Dustin Poirier: Five Finest Fights and Finishes

Max Holloway and Dustin Poirier ahead of UFC 236
Max Holloway and Dustin Poirier ahead of UFC 236 Credit: Mike Sloan/Sherdog.com

Fight #1: Poirier vs Holloway 2

Dustin Poirier’s finest hour, and probably his best fight, came when he challenged for interim gold against featherweight champion and all-time great Max Holloway. Despite being a sizable underdog, Dustin hurt Max on the feet more than anyone ever had, but could not actually drop him, but would have if the fence was not there. Max battled back and pushed Dustin to the limit, but when he appeared to be folding, Poirier fought back from the brink, finding the composure and energy to win the fourth and fifth rounds against the man with the best late-round abilities in the sport.

For five rounds, not a round passed without instances of high drama and/or action occurring. The pugilistic abilities of these men in four ounce gloves was something to behold. Lesser men would have fallen from any of half a dozen different shots Poirier landed in the first round alone, but Max absorbed a stampede’s worth of damage in one of the best displays of durability in MMA history ‘Blessed’ is a fitting name given his chin and heart, as Holloway still fought back every single time to give something in return to make Dustin back up.

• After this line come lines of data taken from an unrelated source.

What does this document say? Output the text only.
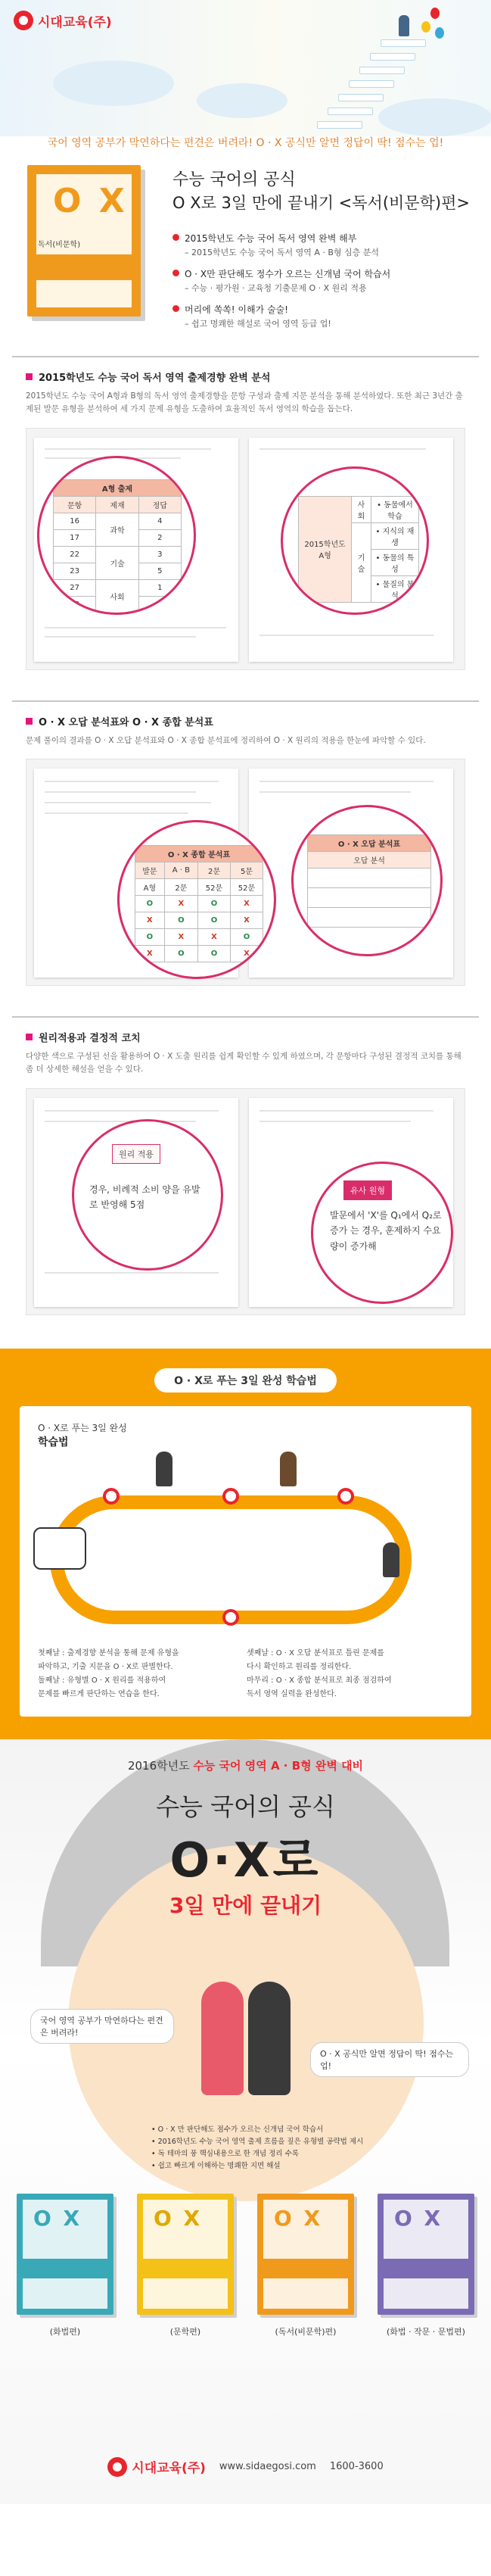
시대교육(주)
국어 영역 공부가 막연하다는 편견은 버려라! O · X 공식만 알면 정답이 딱! 점수는 업!
O X
독서(비문학)
수능 국어의 공식
O X로 3일 만에 끝내기 <독서(비문학)편>
2015학년도 수능 국어 독서 영역 완벽 해부
– 2015학년도 수능 국어 독서 영역 A · B형 심층 분석
O · X만 판단해도 정수가 오르는 신개념 국어 학습서
– 수능 · 평가원 · 교육청 기출문제 O · X 원리 적용
머리에 쏙쏙! 이해가 술술!
– 쉽고 명쾌한 해설로 국어 영역 등급 업!
2015학년도 수능 국어 독서 영역 출제경향 완벽 분석

2015학년도 수능 국어 A형과 B형의 독서 영역 출제경향을 문항 구성과 출제 지문 분석을 통해 분석하였다. 또한 최근 3년간 출제된 발문 유형을 분석하여 세 가지 문제 유형을 도출하여 효율적인 독서 영역의 학습을 돕는다.

A형 출제		
문항	제재	정답
16	과학	4
17		2
22	기술	3
23		5
27	사회	1
28		2
2015학년도 A형	사회	• 동물에서 학습
	기술	• 지식의 재생
		• 동물의 특성
		• 물질의 분석
O · X 오답 분석표와 O · X 종합 분석표

문제 풀이의 결과를 O · X 오답 분석표와 O · X 종합 분석표에 정리하여 O · X 원리의 적용을 한눈에 파악할 수 있다.

O · X 종합 분석표			
발문	A · B	2문	5문
A형	2문	52문	52문
O	X	O	X
X	O	O	X
O	X	X	O
X	O	O	X
O · X 오답 분석표
오답 분석

원리적용과 결정적 코치

다양한 색으로 구성된 선을 활용하여 O · X 도출 원리를 쉽게 확인할 수 있게 하였으며, 각 문항마다 구성된 결정적 코치를 통해 좀 더 상세한 해설을 얻을 수 있다.

원리 적용
경우, 비례적 소비 양을 유발로 반영해 5점
유사 원형
발문에서 'X'를 Q₁에서 Q₂로 증가 는 경우, 훈제하지 수요량이 증가해
O · X로 푸는 3일 완성 학습법
O · X로 푸는 3일 완성
학습법
첫째날 : 출제경향 분석을 통해 문제 유형을
파악하고, 기출 지문을 O · X로 판별한다.
둘째날 : 유형별 O · X 원리를 적용하여
문제를 빠르게 판단하는 연습을 한다.
셋째날 : O · X 오답 분석표로 틀린 문제를
다시 확인하고 원리를 정리한다.
마무리 : O · X 종합 분석표로 최종 점검하여
독서 영역 실력을 완성한다.
2016학년도 수능 국어 영역 A · B형 완벽 대비
수능 국어의 공식
O·X로
3일 만에 끝내기
국어 영역 공부가 막연하다는 편견은 버려라!
O · X 공식만 알면 정답이 딱! 점수는 업!
• O · X 만 판단해도 점수가 오르는 신개념 국어 학습서
• 2016학년도 수능 국어 영역 출제 흐름을 짚은 유형별 공략법 제시
• 독 테마의 풍 핵심내용으로 한 개념 정리 수록
• 쉽고 빠르게 이해하는 명쾌한 지면 해설
O X
(화법편)
O X
(문학편)
O X
(독서(비문학)편)
O X
(화법 · 작문 · 문법편)
시대교육(주) www.sidaegosi.com 1600-3600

Every single opponent Dustin had started rolling downhill on for a while had given in. Max Holloway would not, did not even get close to doing so. It was like the Jim Miller fight for Dustin, just if Holloway was a boss ten levels stronger than Miller. Poirier had to push through hell and readjust his approach multiple times just to stay in the fight and give himself a chance to win it. That is why Poirier has a unique mind for fighting, and not only a unique physical ability to fight, to truly fight, to scrap, brawl, etc. He may have been sniped in the past by a natural puncher in McGregor, but Dustin proved later that the fighter inside him could still face down Conor’s any day, proving himself to be the better fighter. But Conor was not even his toughest test. Max Holloway was, and Dustin beat him comprehensively, pushing him into his next era, that of a veteran, burgeoning prizefighting superstar.

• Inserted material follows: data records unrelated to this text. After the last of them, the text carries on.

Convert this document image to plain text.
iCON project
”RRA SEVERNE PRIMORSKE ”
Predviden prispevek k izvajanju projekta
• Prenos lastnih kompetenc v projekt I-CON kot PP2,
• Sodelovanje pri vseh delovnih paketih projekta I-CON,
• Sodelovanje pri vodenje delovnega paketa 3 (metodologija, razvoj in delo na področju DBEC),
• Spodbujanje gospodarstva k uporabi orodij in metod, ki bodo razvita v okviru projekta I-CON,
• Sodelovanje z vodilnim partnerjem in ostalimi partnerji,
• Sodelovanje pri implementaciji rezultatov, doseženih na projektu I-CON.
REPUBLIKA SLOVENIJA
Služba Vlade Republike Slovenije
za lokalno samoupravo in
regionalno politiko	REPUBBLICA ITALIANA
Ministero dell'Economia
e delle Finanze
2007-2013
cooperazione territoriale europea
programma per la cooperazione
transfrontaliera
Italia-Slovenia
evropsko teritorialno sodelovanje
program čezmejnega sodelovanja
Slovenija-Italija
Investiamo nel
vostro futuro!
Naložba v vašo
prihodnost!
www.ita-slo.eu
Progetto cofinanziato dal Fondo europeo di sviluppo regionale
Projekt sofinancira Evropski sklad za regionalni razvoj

It may not have been his prettiest victory, or the one that garnered the most attention, or even the one that was most violent; but when people point to a fight and say, “This is why Dustin Poirier is great,” the Max Holloway fight encompasses it all more than any other. His best win, capping off an incredible winning streak, against one of the best fighters ever, delivering the fight of the year for 2018 — beating Holloway in that fashion was what cemented Dustin as a legend to me. Paid in Full.